Unutarak yemek içmek, ihtilam olmak, istem dışı ağız dolusu kusmak, göze, buruna veya kulağa ilaç damlatmak, fitil, merhem, astım hastalarının kullandıkları sprey, kan vermek, biyopsi veya anjiyö yaptırmak orucu bozmaz.
Genel vücup şartları yanında kişinin ayrıca oruç tutmaya güç yetirecek durumda olması ve yolcu olmaması da şarttır. Bu şartlar orucun edasının vaciplik şartları olarak da adlandırılır. Oruçla ilgili yukarıda zikredilen ayetin belirttiğine göre, hasta ve yolcu olan kişiler, isterlerse oruç tutmayabilirler. Fakat tutmadıkları oruçları normal duruma döndükten sonra kaza ederler. Hasta için normal durum iyileşmek, yolcu için ise, yolculuğun bitmesidir (ikamet). Oruç tuttuğu takdirde kendisinin veya çocuğunun zarar görmesi muhtemel olan gebe veya emzikli kadınlar da oruç tutmayabilirler. Hatta zarar görme ihtimali kuvvetli ise tutmamaları gerekir. Durumları normale döndüğünde tutamadıkları oruçları kaza ederler.
Yaşlılık sebebiyle oruç tutmaya artık gücü yetmeyenler, bunun yerine fidye verirler. Fidye, bir fakiri iki öğün doyurmak veya fakire iki öğün doyacağı miktarda maddi yardım yapmaktır.
Orucun, biri niyet etmek (şart), diğeri ise, imsak vaktinden iftar vaktine kadar yeme, içme, ilaç alma ve cinsel ilişki gibi orucu bozan şeylerden uzak durmak (rükün) olarak iki farzı vardır. Diğer ibadetlerde olduğu gibi oruç ibadetinde de niyet şarttır. Herhangi bir oruca kalben niyet etmek, hangi orucu tutacağını kalbinden geçirmek yeterlidir. Bu niyetin dille ifade edilmesi, onun teyit edilmesi anlamına geldiğinden mendup sayılmıştır. Sahura kalkmak da niyet sayılır. Genel olarak farz, vacip ve nafile şeklinde üç çeşit oruç vardır. Ramazan orucu farz, adak orucu ve bozulan nafile orucu kaza etmek vaciptir. Muharrem ayının dokuz ve on veya on ve on birinci günleri (aşure), eyyâm-i bîd olarak nitelenen kameri ayların 13, 14 ve 15. günleri, bir gün tutup bir gün bırakmak şeklinde gün aşırı, haftanın pazartesi ve perşembe günleri ve Şevval ayında altı gün oruç tutmak nafile oruçlardandır.
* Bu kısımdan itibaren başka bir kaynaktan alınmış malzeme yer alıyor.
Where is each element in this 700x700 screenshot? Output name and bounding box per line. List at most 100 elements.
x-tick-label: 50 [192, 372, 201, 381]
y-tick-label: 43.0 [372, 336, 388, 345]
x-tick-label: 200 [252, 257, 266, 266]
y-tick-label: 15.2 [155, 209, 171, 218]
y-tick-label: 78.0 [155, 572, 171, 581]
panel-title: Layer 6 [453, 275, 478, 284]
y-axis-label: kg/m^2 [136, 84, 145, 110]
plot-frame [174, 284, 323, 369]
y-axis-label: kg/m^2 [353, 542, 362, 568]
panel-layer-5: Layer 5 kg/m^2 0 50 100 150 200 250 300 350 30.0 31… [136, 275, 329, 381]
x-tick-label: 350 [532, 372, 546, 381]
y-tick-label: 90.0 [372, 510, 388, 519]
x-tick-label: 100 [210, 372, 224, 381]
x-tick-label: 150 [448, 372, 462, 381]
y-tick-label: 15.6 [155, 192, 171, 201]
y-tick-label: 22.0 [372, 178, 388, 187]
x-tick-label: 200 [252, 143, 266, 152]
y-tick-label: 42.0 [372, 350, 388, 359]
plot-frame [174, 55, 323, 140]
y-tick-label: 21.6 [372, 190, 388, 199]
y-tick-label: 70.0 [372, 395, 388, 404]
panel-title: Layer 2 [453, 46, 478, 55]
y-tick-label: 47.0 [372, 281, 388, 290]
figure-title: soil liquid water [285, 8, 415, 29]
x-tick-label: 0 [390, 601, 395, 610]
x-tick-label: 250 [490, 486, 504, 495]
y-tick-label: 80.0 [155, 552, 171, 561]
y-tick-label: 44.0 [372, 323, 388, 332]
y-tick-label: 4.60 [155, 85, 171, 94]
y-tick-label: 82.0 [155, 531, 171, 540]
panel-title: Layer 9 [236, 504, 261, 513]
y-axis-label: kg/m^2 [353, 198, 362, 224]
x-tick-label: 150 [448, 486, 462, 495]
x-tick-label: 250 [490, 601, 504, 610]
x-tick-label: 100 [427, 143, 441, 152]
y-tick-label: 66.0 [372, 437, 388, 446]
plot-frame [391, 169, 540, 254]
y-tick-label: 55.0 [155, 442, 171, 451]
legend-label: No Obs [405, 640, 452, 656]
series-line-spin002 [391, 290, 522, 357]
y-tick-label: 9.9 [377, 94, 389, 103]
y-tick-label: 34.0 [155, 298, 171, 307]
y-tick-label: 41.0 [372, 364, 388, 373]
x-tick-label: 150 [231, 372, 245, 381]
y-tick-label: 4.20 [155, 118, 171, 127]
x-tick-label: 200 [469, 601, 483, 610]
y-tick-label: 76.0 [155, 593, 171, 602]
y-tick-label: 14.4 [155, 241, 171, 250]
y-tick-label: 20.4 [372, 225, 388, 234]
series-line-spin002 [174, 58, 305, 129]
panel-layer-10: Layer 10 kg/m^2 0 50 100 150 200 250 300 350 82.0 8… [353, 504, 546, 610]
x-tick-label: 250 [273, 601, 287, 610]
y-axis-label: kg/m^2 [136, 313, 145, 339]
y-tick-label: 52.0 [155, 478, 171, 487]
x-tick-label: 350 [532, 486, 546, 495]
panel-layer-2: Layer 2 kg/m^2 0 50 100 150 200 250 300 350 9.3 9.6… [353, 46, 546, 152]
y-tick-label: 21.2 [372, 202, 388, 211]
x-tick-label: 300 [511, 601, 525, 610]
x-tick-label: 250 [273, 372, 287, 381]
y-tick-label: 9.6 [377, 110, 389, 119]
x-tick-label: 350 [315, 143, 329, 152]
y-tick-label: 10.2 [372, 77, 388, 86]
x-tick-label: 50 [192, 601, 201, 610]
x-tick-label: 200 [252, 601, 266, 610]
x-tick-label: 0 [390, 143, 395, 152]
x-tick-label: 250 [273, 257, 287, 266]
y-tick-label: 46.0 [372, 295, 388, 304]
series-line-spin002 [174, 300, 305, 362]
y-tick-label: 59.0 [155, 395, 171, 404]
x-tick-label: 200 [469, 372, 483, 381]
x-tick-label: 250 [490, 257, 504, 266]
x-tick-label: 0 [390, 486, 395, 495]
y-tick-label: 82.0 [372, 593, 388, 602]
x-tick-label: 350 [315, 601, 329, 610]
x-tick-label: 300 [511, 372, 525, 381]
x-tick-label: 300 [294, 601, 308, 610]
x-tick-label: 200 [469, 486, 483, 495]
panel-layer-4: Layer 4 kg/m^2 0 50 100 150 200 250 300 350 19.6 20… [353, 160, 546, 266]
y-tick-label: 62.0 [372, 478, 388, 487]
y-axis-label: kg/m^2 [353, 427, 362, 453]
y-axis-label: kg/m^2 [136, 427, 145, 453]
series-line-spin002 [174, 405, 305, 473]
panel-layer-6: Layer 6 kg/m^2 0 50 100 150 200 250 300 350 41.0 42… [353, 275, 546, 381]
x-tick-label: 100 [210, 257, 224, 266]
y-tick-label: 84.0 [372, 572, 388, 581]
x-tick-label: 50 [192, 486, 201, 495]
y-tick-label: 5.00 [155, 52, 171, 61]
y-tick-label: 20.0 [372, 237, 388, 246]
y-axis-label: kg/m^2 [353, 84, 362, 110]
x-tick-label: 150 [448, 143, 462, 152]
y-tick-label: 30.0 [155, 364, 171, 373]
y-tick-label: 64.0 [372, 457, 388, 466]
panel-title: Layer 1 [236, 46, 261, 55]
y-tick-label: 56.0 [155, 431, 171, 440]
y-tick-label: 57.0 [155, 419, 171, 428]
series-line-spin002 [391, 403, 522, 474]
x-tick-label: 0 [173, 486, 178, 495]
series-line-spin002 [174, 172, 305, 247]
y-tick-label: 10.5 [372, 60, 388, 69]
Muharrem ayının sadece onuncu günü, hafta içinde yalnız Cuma günü, iftar yapmadan peş peşe iki gün oruç tutmak ve bütün seneyi oruçlu geçirmek tenzihen mekruhtur. Ramazan bayramının birinci günü ile Kurban bayramının dört gününde oruç tutmak Hanefi mezhebine göre tahrimen mekruh, diğer mezheplere göre ise haramdır. Çünkü bayram günleri yeme içme ve sevinç günleridir. Ramazan bayramı, bir ay boyunca Allah için tutulan orucun arkasından verilen bir “genel iftar ziyafeti” hükmündedir ve bu anlamından ötürü ona “fıtır bayramı (iftar bayramı)” denilmiştir. Ramazan bayramının ilk günü bu yönüyle bir aylık Ramazan orucunun iftarı olmaktadır. Allah için kurbanların kesildiği kurban bayramı günleri de ziyafet günleridir. Bu yüzden bayram günleri oruç tutulması uygun değildir.